Trump administration sued by 23 states, D.C. over HHS cutting $11 billion in public health funding
A coalition of 23 states and the District of Columbia sued the Trump administration Tuesday over $11 billion in cuts to public health grants.
The states suing the Health and Human Services Department and Health Secretary Robert F. Kennedy Jr. say the money is used for a range of "urgent public health needs," including tracking infectious diseases, giving access to vaccinations, improving emergency preparedness, providing mental health and substance abuse services and modernizing public health infrastructure.
HHS announced in March it would stop providing the funds, which were allocated by Congress during the COVID-19 pandemic. The department argued the cuts were justified because "the COVID-19 pandemic is over."
The lawsuit calls the cuts illegal, arguing the federal government did not provide a "rational basis" for them, and asks the court to immediately prevent the money from being rescinded. It says Congress did not limit the funding to use for the COVID-19 pandemic.
The plaintiffs say the loss in funds means "large numbers" of jobs could be eliminated and puts their states "at greater risk for future pandemics and the spread of otherwise preventable disease."
"This massive and egregiously irresponsible cut of public health funding should put everyone on high alert to the depths this Administration is willing to go," said Attorney General Peter Neronha of Rhode Island, where the lawsuit was filed. He also noted that the cuts threaten "urgent public health needs" at at time when diseases like measles and bird flu are on the rise.
Neronha was joined by the attorneys general or governors of Arizona, California, Colorado, Connecticut, Delaware, Hawaii, Illinois, Kentucky, Maine, Maryland, Massachusetts, Michigan, Minnesota, Nevada, New Jersey, New Mexico, New York, North Carolina, Oregon, Pennsylvania, Washington, Wisconsin and D.C.

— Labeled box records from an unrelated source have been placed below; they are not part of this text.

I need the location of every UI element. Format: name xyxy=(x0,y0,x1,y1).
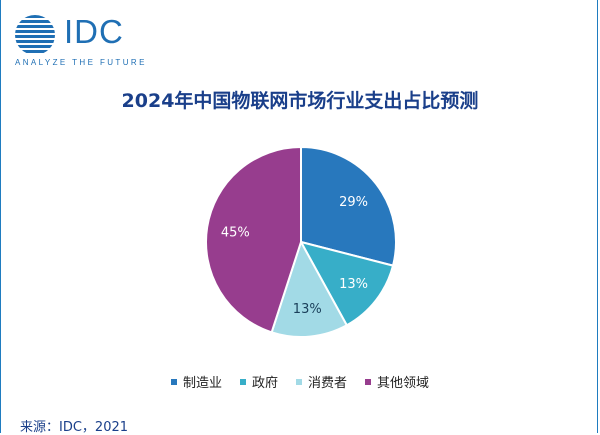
legend-swatch xyxy=(240,379,246,385)
chart-legend: 制造业 政府 消费者 其他领域 xyxy=(0,372,600,391)
legend-label: 消费者 xyxy=(308,372,347,391)
slice-label-1: 29% xyxy=(339,195,368,210)
legend-item-1: 制造业 xyxy=(171,372,222,391)
legend-swatch xyxy=(365,379,371,385)
source-note: 来源：IDC，2021 xyxy=(20,416,128,435)
legend-swatch xyxy=(296,379,302,385)
legend-label: 制造业 xyxy=(183,372,222,391)
legend-item-3: 消费者 xyxy=(296,372,347,391)
slice-label-2: 13% xyxy=(339,277,368,292)
slice-label-3: 13% xyxy=(293,302,322,317)
legend-label: 政府 xyxy=(252,372,278,391)
legend-item-2: 政府 xyxy=(240,372,278,391)
legend-item-4: 其他领域 xyxy=(365,372,429,391)
legend-label: 其他领域 xyxy=(377,372,429,391)
legend-swatch xyxy=(171,379,177,385)
slice-label-4: 45% xyxy=(221,226,250,241)
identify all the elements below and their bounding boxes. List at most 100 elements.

"Slashing this funding now will reverse our progress on the opioid crisis, throw our mental health systems into chaos, and leave hospitals struggling to care for patients," New York Attorney General Letitia James said in a statement. James said New York would lose nearly $400 million in the cuts.
Health officials in North Carolina estimate the state could lose $230 million, harming dozens of local health departments, hospital systems and universities, and rural health centers. At least 80 government jobs and dozens of contractors would be affected, according to state health officials.
"There are legal ways to improve how tax dollars are used, but this wasn't one of them," North Carolina Attorney General Jeff Jackson said. "Immediately halting critical health care programs across the state without legal authority isn't just wrong — it puts lives at risk."
HHS said it does not comment on ongoing litigation.
The department is undergoing a reorganization led by Kennedy and DOGE that is expected to result in 10,000 layoffs and another 10,000 workers taking early retirement or voluntary separation offers across the federal health agencies.
HHS spokesman Andrew Nixon pointed to the agency's statement when the decision to take back the money was announced. HHS said then that it "will no longer waste billions of taxpayer dollars responding to a non-existent pandemic that Americans moved on from years ago."